A Blind Spot for Boys

Over quinoa sweetened with raisins, Ruben revealed the plan for the day. The morning’s trek up to Dead Woman’s Pass would be divided into three ninety-minute segments. Helen slumped and shut her eyes wearily, already exhausted.

“We’ll take ten breaks, each a couple of minutes long,” Stesha said cheerfully. How she had managed to look adorable in pink socks that peeked out from under her rain pants, I don’t know. I pretty much doubled as an overstuffed sausage squeezed into a casing of nylon.

“Everybody ready?” asked Ruben, reminding us that we had a strict schedule to keep if we wanted to make it to the next campsite at a reasonable hour. Naturally, Grace chose the exact moment of our departure to heed the call of biology.

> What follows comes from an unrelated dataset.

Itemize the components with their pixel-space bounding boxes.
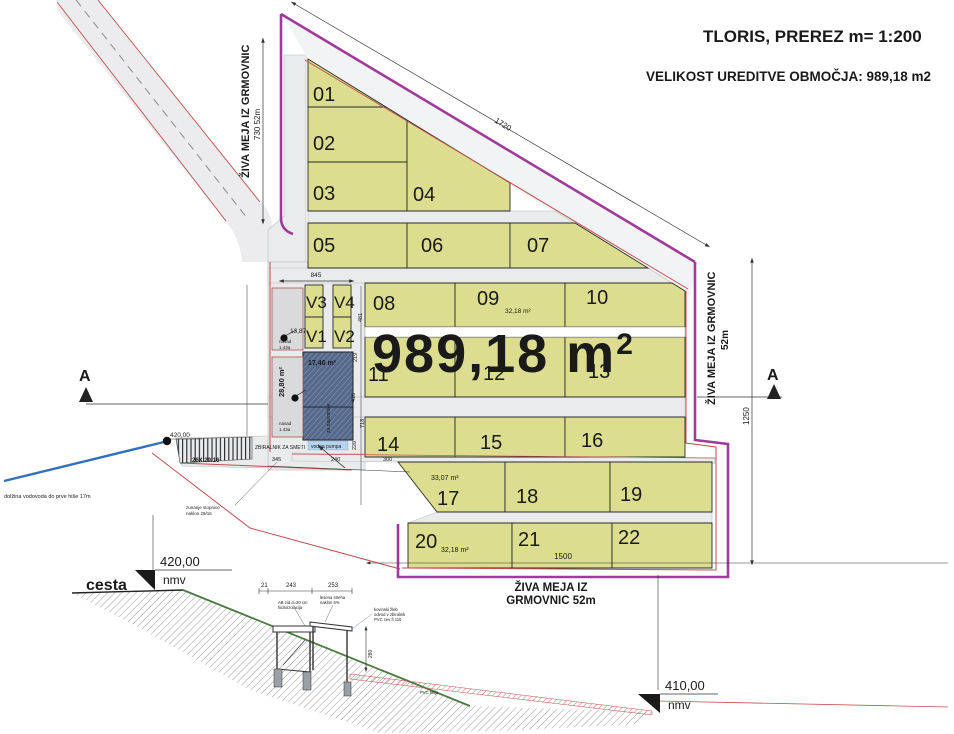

“Oh, geez, she’s going to take a million years,” Dad complained, readjusting his backpack as he glowered at Grace’s receding back. He had a point; with all our layers, going to the bathroom was a long, multistep ordeal.

“You go on ahead,” I said quickly. “I’m walking with her anyway.”

“You’re not being paid to keep her company.”

“Actually, I am.”

“But you’re not a trained guide. If anything, Stesha should have hired you to be the trip photographer.” Shaking his head, Dad held the new camera out to me. “Here, take it, kiddo. I can’t see well enough to use it.”

I backed away, frowning. “Dad, it’s yours.”

“Look.” His tone may have been mild, but that word was scalding. He pushed the camera at me so I could see for myself that Hank was right. The image in the viewfinder was blurry, an impressionist’s rendering of the landscape. “It’s wasted on me.”

I was about to suggest that he just default to autofocus, but I knew better. Dad would rather leave the camera behind to be ruined in the rain. Mom nodded at me, silently ordering me to take the camera already and stop making a scene. Everyone at the campsite was watching us. So reluctantly, I accepted the camera, no longer a friendly weight in my hand but a cold, heavy anchor, weighing us down to our reality. If Dad couldn’t take photographs, neither would I.



The rest of the day was nothing but one lesson in humility after another. As soon as I congratulated myself for being in excellent shape and managing the trek so well, the stone-paved path that the Incas had laid down five hundred years earlier turned into a waterslide. Stones that were already large and uneven now became slippery from the rain. I kept expecting to twist my ankle. I glared at the swirling rain clouds overhead. What next?

“Sorry,” Grace said as she stopped again, this time to wrestle her water bottle from her backpack.

After I drew the bottle out for her, I said, “What are you apologizing for? If anything, I should be apologizing for my dad. He’s not normally like this.”

Instead of answering, Grace studied a branch so gnarled it looked like a witch’s deformed finger. I wondered where her mind had taken her. Finally, she identified it: “Polylepis.”

“That’s so cool looking.” I started to pull out my camera only to remember my vow: I wasn’t taking photographs, not with my old camera, and definitely not with the new one.

“Survival does that, doesn’t it?” she mused.

“Warps us?”

“Shapes us.” She paused, letting the branch go so it sprang back. “You know, if my husband were standing here, I’d tell him that I was beginning to wonder whether he loved me.”

“Why?”

Grace swept off her wide-brimmed rain hat to wipe the sweat off her brow. “We loved to travel, Morris and I. But this”—she jabbed her hat accusingly down at the rain-slick stones—“this isn’t about travel anymore. This is beginning to feel like a suicide mission. I mean, I am going to become the Dead Woman’s Pass.”

The truth was, the Inca Trail wasn’t as romantic or fun and definitely not as bonding as I had imagined it would be. What had I been thinking? That we’d be the von Trapp family, trilling melodious harmonies as we skipped single file through majestic mountains? It wasn’t just Grace I worried about but Dad and his he-man pace to prove to Hank and everybody else that a twenty-year age gap and impending blindness meant nada when it came to his physical fitness. And then there was Quattro, who was disrupting my much-needed, much-wanted Boy Moratorium. I hadn’t seen him at all today, and I didn’t like missing him. Really missing him.

“Do you want to turn back?” I asked Grace, studying her intently. Less than halfway to Machu Picchu, now was the time to retreat if we were going to backtrack.

“Absolutely not,” she said, her mouth tightening. “I made a promise, and by God, I’m going to finish.”

But we still had the entire descent, never mind all the elevation gain ahead of us. I needed to get my mind off the trek. So I asked, “How long were you married?”

“Fifty-two years.” She stretched backward and groaned.